You stare awhile at the telephone. But all your friends are musicians. You don’t want to watch them as they try to say the right thing. As they try to not look at your hands.
If, despite all that, you do phone one of them, one of your oldest friends, go to section 402.
If you go out for a drive and after an hour come back with three fifths of Scotch, go to section 429.
Your savings—at least, the dollars you don’t spend on the increasingly cheap whiskey that keeps you from hearing your own thoughts—let you hold onto the apartment for three months. The guitars and the mandolin buy you two more. It’s nearly another two before the police show up for the eviction.
It’s late spring by now, so your timing could have been worse. Your hand hurts a lot, though, and the prescriptions keep running out early—and your new pharmacy, who meets you each Wednesday in the alley behind the porn shop, isn’t interested in your Medicaid card.
The guitar case—you’ve still got that. The way it saved your life and all. Also, with a rope tied to the strap-stumps you can sling it over your shoulder with all your stuff inside. The case whacks against your hip when you walk, but that’s not so bad, and when the bottles in there clink against each other—on the happy occasions when there’s more than one—you tell people that you’re making music.
If you meet a guy at the shelter who convinces you to get into treatment, go to section 440.
If you tell that guy to go fuck himself, go to section 472.
472
You should, somehow, have gotten yourself down South someplace before winter arrived. Last night some asshole stole your shopping cart while you slept, so now your only possession that you’re not wearing is the crappy cardboard sign asking people to help a vet. (It’s pretty obvious that not everybody buys that when they first glance at you. But you always hold the sign with your left hand showing good and plain, and then nobody asks anything.)
This afternoon you kind of lost track of the time, and when you finally got to the shelter it was full. So now you’re heading toward the bridge by the river, where at least you’ll be out of the wind.
You must have turned the wrong way, though, because you’re walking along right next to the frozen river. You look up, and then around, and finally you find the bridge, way the hell behind you.
As you turn, your foot slides onto the ice. Which isn’t as thick as it looked. You yank it out quick, though, and it doesn’t feel wet. Of course, both of your feet were already kind of numb.
If you think you can still make it to the bridge, go to section 476.
If the idea of just lying down right here and sleeping in until noon is too tempting to pass up, go to section 491.
You wake to noise and light. Your chest hurts. You squint against the glare and lift your head just enough to see that some asshole has stolen both your goddamn coats and all your shirts and left you lying here, covered in just a sheet like a corpse. You try to grab the railings and sit up, but your wrists are tangled in some straps and your arms don’t move.
“Hey!” you yell. “Hey! Hey!”
Somebody grabs your shoulder. Red hospital scrubs. Nurse, you think.

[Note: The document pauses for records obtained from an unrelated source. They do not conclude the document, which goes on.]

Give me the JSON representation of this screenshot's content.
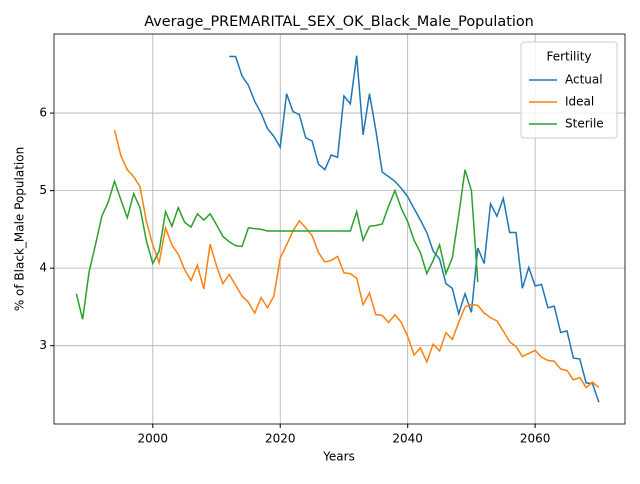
{
  "chart_data": {
    "type": "line",
    "title": "Average_PREMARITAL_SEX_OK_Black_Male_Population",
    "x_label": "Years",
    "y_label": "% of Black_Male Population",
    "legend_title": "Fertility",
    "legend_position": "upper right",
    "grid": true,
    "xlim": [
      1984.5,
      2074.1
    ],
    "xticks": [
      2000,
      2020,
      2040,
      2060
    ],
    "ylim": [
      1.99,
      7.02
    ],
    "yticks": [
      3,
      4,
      5,
      6
    ],
    "x": [
      1988,
      1989,
      1990,
      1991,
      1992,
      1993,
      1994,
      1995,
      1996,
      1997,
      1998,
      1999,
      2000,
      2001,
      2002,
      2003,
      2004,
      2005,
      2006,
      2007,
      2008,
      2009,
      2010,
      2011,
      2012,
      2013,
      2014,
      2015,
      2016,
      2017,
      2018,
      2019,
      2020,
      2021,
      2022,
      2023,
      2024,
      2025,
      2026,
      2027,
      2028,
      2029,
      2030,
      2031,
      2032,
      2033,
      2034,
      2035,
      2036,
      2037,
      2038,
      2039,
      2040,
      2041,
      2042,
      2043,
      2044,
      2045,
      2046,
      2047,
      2048,
      2049,
      2050,
      2051,
      2052,
      2053,
      2054,
      2055,
      2056,
      2057,
      2058,
      2059,
      2060,
      2061,
      2062,
      2063,
      2064,
      2065,
      2066,
      2067,
      2068,
      2069,
      2070
    ],
    "series": [
      {
        "name": "Actual",
        "color": "#1f77b4",
        "values": [
          null,
          null,
          null,
          null,
          null,
          null,
          null,
          null,
          null,
          null,
          null,
          null,
          null,
          null,
          null,
          null,
          null,
          null,
          null,
          null,
          null,
          null,
          null,
          null,
          6.73,
          6.73,
          6.48,
          6.36,
          6.15,
          6.0,
          5.8,
          5.7,
          5.56,
          6.25,
          6.02,
          5.98,
          5.68,
          5.64,
          5.34,
          5.27,
          5.46,
          5.43,
          6.22,
          6.12,
          6.74,
          5.72,
          6.25,
          5.78,
          5.24,
          5.18,
          5.12,
          5.03,
          4.92,
          4.77,
          4.62,
          4.46,
          4.22,
          4.12,
          3.8,
          3.74,
          3.41,
          3.67,
          3.43,
          4.26,
          4.06,
          4.83,
          4.67,
          4.9,
          4.46,
          4.46,
          3.74,
          4.01,
          3.77,
          3.79,
          3.49,
          3.51,
          3.17,
          3.19,
          2.84,
          2.83,
          2.52,
          2.51,
          2.27
        ]
      },
      {
        "name": "Ideal",
        "color": "#ff7f0e",
        "values": [
          null,
          null,
          null,
          null,
          null,
          null,
          5.78,
          5.45,
          5.27,
          5.18,
          5.05,
          4.6,
          4.3,
          4.07,
          4.52,
          4.3,
          4.18,
          3.98,
          3.84,
          4.04,
          3.73,
          4.31,
          4.03,
          3.8,
          3.92,
          3.78,
          3.64,
          3.56,
          3.42,
          3.62,
          3.49,
          3.64,
          4.13,
          4.3,
          4.48,
          4.61,
          4.52,
          4.42,
          4.2,
          4.08,
          4.1,
          4.15,
          3.94,
          3.93,
          3.87,
          3.53,
          3.68,
          3.4,
          3.39,
          3.3,
          3.4,
          3.3,
          3.12,
          2.88,
          2.97,
          2.79,
          3.02,
          2.93,
          3.17,
          3.08,
          3.3,
          3.5,
          3.53,
          3.52,
          3.42,
          3.36,
          3.32,
          3.19,
          3.05,
          2.99,
          2.86,
          2.9,
          2.94,
          2.85,
          2.81,
          2.8,
          2.7,
          2.68,
          2.56,
          2.59,
          2.46,
          2.53,
          2.46
        ]
      },
      {
        "name": "Sterile",
        "color": "#2ca02c",
        "values": [
          3.67,
          3.34,
          3.95,
          4.3,
          4.67,
          4.85,
          5.12,
          4.88,
          4.65,
          4.96,
          4.78,
          4.35,
          4.06,
          4.22,
          4.73,
          4.54,
          4.78,
          4.59,
          4.53,
          4.7,
          4.62,
          4.7,
          4.56,
          4.41,
          4.34,
          4.29,
          4.28,
          4.52,
          4.51,
          4.5,
          4.48,
          4.48,
          4.48,
          4.48,
          4.48,
          4.48,
          4.48,
          4.48,
          4.48,
          4.48,
          4.48,
          4.48,
          4.48,
          4.48,
          4.73,
          4.36,
          4.54,
          4.55,
          4.57,
          4.8,
          5.0,
          4.77,
          4.6,
          4.36,
          4.2,
          3.93,
          4.1,
          4.3,
          3.93,
          4.13,
          4.68,
          5.27,
          5.0,
          3.82,
          null,
          null,
          null,
          null,
          null,
          null,
          null,
          null,
          null,
          null,
          null,
          null,
          null,
          null,
          null,
          null,
          null,
          null,
          null
        ]
      }
    ]
  }
}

Both of your shoulders get shoved down against the mattress. Your nurse says, “Take it easy.”
“My case,” you demand. “Where’s my case?”

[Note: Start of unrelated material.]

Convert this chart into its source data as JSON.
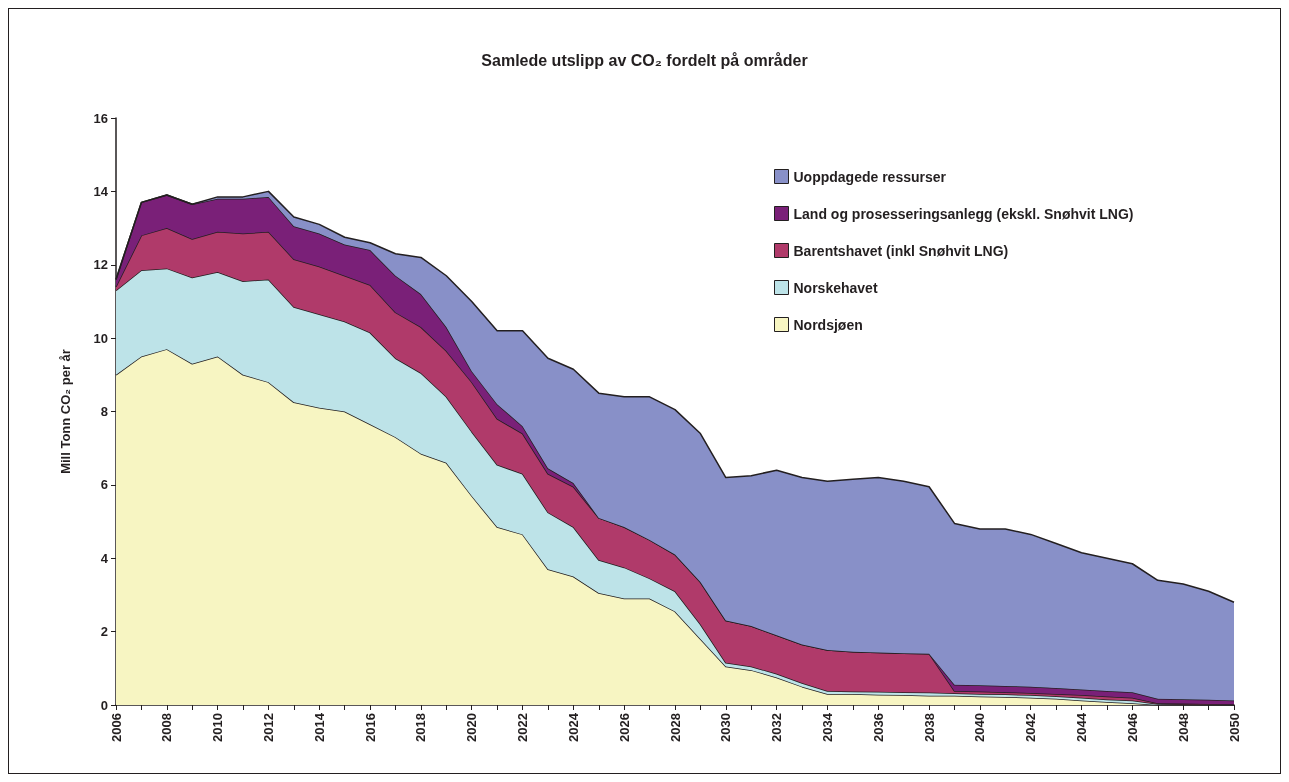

You twist around to see her freckles, but she’s up behind your head too far.
“We’ve got your case, don’t worry.”
Of course you’re not worried. “The Coast Guard,” you explain to her.

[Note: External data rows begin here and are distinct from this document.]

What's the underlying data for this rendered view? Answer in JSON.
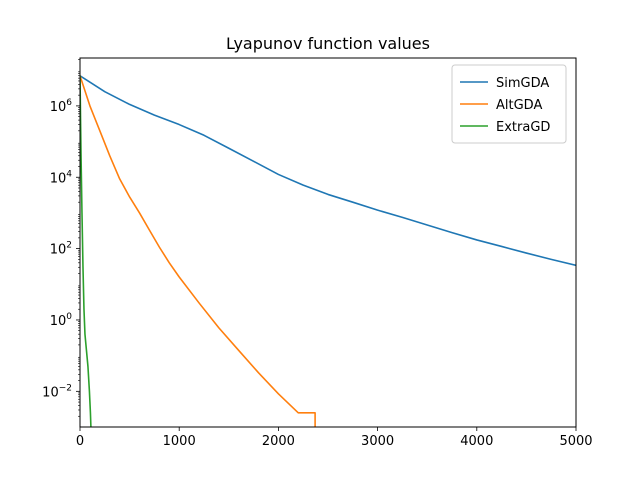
{
  "chart_data": {
    "type": "line",
    "title": "Lyapunov function values",
    "xlabel": "",
    "ylabel": "",
    "xlim": [
      0,
      5000
    ],
    "ylim": [
      0.001,
      22000000
    ],
    "yscale": "log",
    "grid": false,
    "legend_position": "top-right",
    "x_ticks": [
      {
        "value": 0,
        "label": "0"
      },
      {
        "value": 1000,
        "label": "1000"
      },
      {
        "value": 2000,
        "label": "2000"
      },
      {
        "value": 3000,
        "label": "3000"
      },
      {
        "value": 4000,
        "label": "4000"
      },
      {
        "value": 5000,
        "label": "5000"
      }
    ],
    "y_ticks": [
      {
        "value": 1000000,
        "base": "10",
        "exp": "6"
      },
      {
        "value": 10000,
        "base": "10",
        "exp": "4"
      },
      {
        "value": 100,
        "base": "10",
        "exp": "2"
      },
      {
        "value": 1,
        "base": "10",
        "exp": "0"
      },
      {
        "value": 0.01,
        "base": "10",
        "exp": "−2"
      }
    ],
    "series": [
      {
        "name": "SimGDA",
        "color": "#1f77b4",
        "points": [
          [
            0,
            7000000
          ],
          [
            250,
            2500000
          ],
          [
            500,
            1100000
          ],
          [
            750,
            550000
          ],
          [
            1000,
            300000
          ],
          [
            1250,
            150000
          ],
          [
            1500,
            65000
          ],
          [
            1750,
            28000
          ],
          [
            2000,
            12000
          ],
          [
            2250,
            6000
          ],
          [
            2500,
            3300
          ],
          [
            2750,
            2000
          ],
          [
            3000,
            1200
          ],
          [
            3250,
            750
          ],
          [
            3500,
            460
          ],
          [
            3750,
            280
          ],
          [
            4000,
            175
          ],
          [
            4250,
            115
          ],
          [
            4500,
            75
          ],
          [
            4750,
            50
          ],
          [
            5000,
            34
          ]
        ]
      },
      {
        "name": "AltGDA",
        "color": "#ff7f0e",
        "points": [
          [
            0,
            7000000
          ],
          [
            100,
            1000000
          ],
          [
            200,
            200000
          ],
          [
            300,
            40000
          ],
          [
            400,
            9000
          ],
          [
            500,
            2800
          ],
          [
            600,
            1000
          ],
          [
            700,
            330
          ],
          [
            800,
            110
          ],
          [
            900,
            40
          ],
          [
            1000,
            16
          ],
          [
            1200,
            3
          ],
          [
            1400,
            0.6
          ],
          [
            1600,
            0.14
          ],
          [
            1800,
            0.033
          ],
          [
            2000,
            0.0085
          ],
          [
            2200,
            0.0025
          ],
          [
            2370,
            0.0025
          ],
          [
            2370,
            0.001
          ]
        ]
      },
      {
        "name": "ExtraGD",
        "color": "#2ca02c",
        "points": [
          [
            0,
            7000000
          ],
          [
            10,
            50000
          ],
          [
            20,
            1000
          ],
          [
            30,
            30
          ],
          [
            40,
            2
          ],
          [
            50,
            0.4
          ],
          [
            60,
            0.2
          ],
          [
            80,
            0.05
          ],
          [
            95,
            0.01
          ],
          [
            100,
            0.005
          ],
          [
            105,
            0.0025
          ],
          [
            110,
            0.001
          ]
        ]
      }
    ]
  }
}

“Sure,” she says. “Take it easy.”
Damn, she’s not even listening to you! “The Coast Guard!” you repeat. “They’re supposed to bring my case!”
If you keep trying to get through to her, until a warmth slides up inside your arm and then you feel sleepy, go to section 501.
If you shut up for a minute and look around and realize that you’re not where you thought you were, and then you quietly ask the nurse if maybe you can stay here a few days and get some help, go to section 525.